Hassan est un ex-taulard toujours prêt à se vendre au plus offrant pour effectuer des mauvais coups et en retirer un maigre bénéfice. Son fils Issam a pour l’instant réussi à ne pas suivre la voie de son père, quitte à effectuer les boulots les plus ingrats pour un salaire de misère. Les deux acceptent une tâche qui ne devrait leur demander guère d’efforts : pour le compte de Dib, kidnapper et donner une leçon à l’homme qui, la veille, l’a roué de coups, après un combat de chiens perdu.
Hassan et Issam réussissent sans trop de difficultés à mettre la main sur le colosse et à l’embarquer dans le coffre de la camionnette asthmatique qui leur a été prêtée pour l’occasion. Mais le prisonnier ne survit pas à l’épreuve et les deux hommes se retrouvent avec un cadavre volumineux dont ils doivent se débarrasser avant le lever du soleil.
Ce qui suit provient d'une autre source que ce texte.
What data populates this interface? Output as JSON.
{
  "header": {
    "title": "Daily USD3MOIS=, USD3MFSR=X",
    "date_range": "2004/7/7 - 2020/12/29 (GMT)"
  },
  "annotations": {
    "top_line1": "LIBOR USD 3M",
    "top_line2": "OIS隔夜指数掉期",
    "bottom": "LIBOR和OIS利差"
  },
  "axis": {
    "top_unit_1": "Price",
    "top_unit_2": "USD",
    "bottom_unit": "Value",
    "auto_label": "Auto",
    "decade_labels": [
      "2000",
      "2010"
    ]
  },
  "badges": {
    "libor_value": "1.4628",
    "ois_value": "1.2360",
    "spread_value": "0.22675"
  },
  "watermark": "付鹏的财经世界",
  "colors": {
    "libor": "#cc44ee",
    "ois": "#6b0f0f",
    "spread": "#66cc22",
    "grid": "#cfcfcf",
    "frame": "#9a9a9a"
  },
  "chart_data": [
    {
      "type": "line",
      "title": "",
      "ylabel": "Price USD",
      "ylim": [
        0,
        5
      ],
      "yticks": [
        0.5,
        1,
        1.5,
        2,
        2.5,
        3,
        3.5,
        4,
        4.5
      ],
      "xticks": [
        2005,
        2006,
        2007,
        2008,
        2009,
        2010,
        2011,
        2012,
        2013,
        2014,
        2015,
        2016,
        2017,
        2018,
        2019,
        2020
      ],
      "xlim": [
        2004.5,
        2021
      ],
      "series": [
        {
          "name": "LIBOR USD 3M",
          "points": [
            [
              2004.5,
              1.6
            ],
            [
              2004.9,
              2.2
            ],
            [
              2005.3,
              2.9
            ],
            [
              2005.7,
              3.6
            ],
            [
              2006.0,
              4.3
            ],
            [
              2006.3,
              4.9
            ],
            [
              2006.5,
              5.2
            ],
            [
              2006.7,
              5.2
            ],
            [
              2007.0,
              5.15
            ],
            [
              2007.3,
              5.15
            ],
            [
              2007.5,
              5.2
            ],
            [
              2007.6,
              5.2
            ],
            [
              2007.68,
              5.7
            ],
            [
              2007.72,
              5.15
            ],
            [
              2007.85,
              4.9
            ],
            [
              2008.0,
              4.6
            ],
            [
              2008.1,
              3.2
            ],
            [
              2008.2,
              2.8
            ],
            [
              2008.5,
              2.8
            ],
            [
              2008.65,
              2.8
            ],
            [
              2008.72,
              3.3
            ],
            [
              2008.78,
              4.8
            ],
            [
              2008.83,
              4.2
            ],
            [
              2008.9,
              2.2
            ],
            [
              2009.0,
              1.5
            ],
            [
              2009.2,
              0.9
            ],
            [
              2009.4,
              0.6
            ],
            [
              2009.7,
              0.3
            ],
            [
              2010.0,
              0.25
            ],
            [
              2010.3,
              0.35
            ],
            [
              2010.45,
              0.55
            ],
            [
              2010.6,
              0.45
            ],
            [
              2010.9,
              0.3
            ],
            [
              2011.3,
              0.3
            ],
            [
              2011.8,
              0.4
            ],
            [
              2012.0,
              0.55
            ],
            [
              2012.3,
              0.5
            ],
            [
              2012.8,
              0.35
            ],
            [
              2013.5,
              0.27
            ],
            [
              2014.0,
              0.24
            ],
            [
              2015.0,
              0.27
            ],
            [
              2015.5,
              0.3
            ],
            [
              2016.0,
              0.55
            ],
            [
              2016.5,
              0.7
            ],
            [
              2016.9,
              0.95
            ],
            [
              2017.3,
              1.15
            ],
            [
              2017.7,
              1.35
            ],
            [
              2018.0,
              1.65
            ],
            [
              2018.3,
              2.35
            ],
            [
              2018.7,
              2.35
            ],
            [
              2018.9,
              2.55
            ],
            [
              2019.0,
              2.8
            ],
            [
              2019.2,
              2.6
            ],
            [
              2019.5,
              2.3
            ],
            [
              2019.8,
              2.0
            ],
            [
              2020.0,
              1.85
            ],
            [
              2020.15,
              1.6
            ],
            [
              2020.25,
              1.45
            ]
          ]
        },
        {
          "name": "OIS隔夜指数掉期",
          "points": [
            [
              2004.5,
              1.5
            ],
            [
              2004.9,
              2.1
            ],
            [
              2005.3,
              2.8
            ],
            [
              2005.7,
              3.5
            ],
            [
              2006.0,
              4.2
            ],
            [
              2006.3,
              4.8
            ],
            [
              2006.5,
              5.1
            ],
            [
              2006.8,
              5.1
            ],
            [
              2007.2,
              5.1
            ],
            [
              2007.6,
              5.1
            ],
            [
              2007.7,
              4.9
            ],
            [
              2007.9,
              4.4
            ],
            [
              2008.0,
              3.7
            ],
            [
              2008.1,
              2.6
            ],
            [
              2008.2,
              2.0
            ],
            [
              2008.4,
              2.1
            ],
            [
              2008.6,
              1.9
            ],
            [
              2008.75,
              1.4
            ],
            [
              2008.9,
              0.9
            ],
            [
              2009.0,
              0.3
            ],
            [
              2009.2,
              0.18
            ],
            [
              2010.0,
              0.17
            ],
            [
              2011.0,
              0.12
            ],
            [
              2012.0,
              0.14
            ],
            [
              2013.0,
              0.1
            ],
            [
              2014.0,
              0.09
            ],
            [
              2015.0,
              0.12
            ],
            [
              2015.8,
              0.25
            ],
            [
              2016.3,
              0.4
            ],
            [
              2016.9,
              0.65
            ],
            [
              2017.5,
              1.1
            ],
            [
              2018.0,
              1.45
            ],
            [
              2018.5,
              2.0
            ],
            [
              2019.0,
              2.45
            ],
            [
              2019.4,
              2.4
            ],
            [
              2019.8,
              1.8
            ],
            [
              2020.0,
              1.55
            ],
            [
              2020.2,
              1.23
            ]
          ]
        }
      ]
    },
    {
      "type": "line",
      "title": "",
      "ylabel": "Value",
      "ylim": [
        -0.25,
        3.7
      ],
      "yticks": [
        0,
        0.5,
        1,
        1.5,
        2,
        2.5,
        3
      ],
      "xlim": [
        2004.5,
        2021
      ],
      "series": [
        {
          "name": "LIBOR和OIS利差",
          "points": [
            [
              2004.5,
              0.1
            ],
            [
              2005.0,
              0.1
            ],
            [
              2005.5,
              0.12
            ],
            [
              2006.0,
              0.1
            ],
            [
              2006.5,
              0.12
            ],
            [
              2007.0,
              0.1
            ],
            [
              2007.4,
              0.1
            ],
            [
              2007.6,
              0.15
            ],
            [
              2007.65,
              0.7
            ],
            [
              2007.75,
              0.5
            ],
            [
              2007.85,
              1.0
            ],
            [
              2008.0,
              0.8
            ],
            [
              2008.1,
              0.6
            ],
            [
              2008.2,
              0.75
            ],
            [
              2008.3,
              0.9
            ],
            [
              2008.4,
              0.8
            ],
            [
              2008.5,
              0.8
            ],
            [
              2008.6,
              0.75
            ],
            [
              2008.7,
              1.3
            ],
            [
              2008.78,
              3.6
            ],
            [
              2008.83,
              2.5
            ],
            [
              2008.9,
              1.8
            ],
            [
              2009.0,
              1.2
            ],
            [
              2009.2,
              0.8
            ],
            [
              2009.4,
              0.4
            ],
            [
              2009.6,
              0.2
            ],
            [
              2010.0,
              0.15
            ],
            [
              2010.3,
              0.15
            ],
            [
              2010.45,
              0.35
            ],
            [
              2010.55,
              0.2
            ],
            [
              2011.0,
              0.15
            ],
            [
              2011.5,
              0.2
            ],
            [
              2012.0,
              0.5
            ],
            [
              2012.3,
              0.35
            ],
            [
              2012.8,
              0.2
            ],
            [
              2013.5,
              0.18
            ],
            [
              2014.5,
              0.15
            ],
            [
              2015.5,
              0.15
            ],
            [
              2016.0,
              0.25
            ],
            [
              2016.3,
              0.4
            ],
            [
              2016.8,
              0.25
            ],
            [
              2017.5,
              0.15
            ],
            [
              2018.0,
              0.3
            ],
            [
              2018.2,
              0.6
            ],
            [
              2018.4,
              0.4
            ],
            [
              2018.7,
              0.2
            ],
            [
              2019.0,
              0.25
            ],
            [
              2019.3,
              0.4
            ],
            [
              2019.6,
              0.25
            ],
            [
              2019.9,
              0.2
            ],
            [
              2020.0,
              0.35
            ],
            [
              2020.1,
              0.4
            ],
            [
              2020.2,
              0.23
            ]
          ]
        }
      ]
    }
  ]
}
Le scénario des "Meutes" présente un défaut structurel, le même que celui que j’avais déjà pointé du doigt dans "Juste une nuit", un film iranien sorti l’automne dernier, qui présente de nombreuses analogies avec ce film marocain : on sait par avance, au moins pendant les trois premiers quarts du film, que toutes les tentatives des deux hommes de se délivrer de leur encombrant colis seront vaines… sauf à ce que le film perde immédiatement son unique moteur.
Pour tourner cet écueil, il faut donc se désintéresser de l’histoire que "Les Meutes" raconte pour n’y voir qu’un prétexte à autre chose : la description des bas-fonds de Casablanca, loin de toute l’imagerie de carte postale que la grande cité portuaire marocaine charrie depuis Michael Curtiz, et celle des trognes cassées qui la peuplent – à commencer par celle incroyable de Abdellatif Masstouri dans le rôle de Hassan.
"Les Meutes" m’a rappelé d’autres films. Avec "Médecin de nuit", qui suit à la trace Vincent Macaigne l’espace d’une nuit dans le vingtième arrondissement parisien, ou "Juste une nuit" que j’ai déjà cité, il partage la même unité de temps : son action, qui en est d’autant plus étouffante, se déroule l’espace d’une nuit. Parce qu’il se déroule au Maroc et parce que son histoire, elle aussi, est ramassée en vingt-quatre heures à peine, j’ai songé à "Sofia", qui raconte la machination ourdie par une femme pour s’éviter le stigmate d’une grossesse hors mariage. Mais c’est surtout à l’atmosphère poisseuse de quelques polars iraniens récents que "Les Meutes" m’a fait penser : bien sûr "La Loi de Téhéran", une plongée asphyxiante dans le monde interlope et nocturne de la pègre, mais plus encore "Marché noir", un autre film iranien éclipsé hélas par le précédent, qui mettait précisément en scène un père et son fils contraints d’enterrer trois hommes retrouvés congelés dans une chambre froide.
Les avanies qui se succèdent et empêchent Hassan et Imam de faire disparaître leur encombrant colis seraient presque comiques à force d’accumulation. Mais "Les Meutes" ne prête guère à rire. Au contraire, jusqu’à son ultime plan – un chouïa trop malin pour n’être pas poseur – il glace les sangs.
Après avoir tressé tant de louanges aux cinémas algérien ("La Dernière reine", "Papicha") et tunisien ("Les Filles d’Olfa", "Un fils", "Une histoire d’amour et de désir"), "Les Meutes" m’offre une nouvelle occasion de vanter les qualités d’un jeune cinéma marocain en pleine effervescence dont quasiment chacune des productions est une réussite.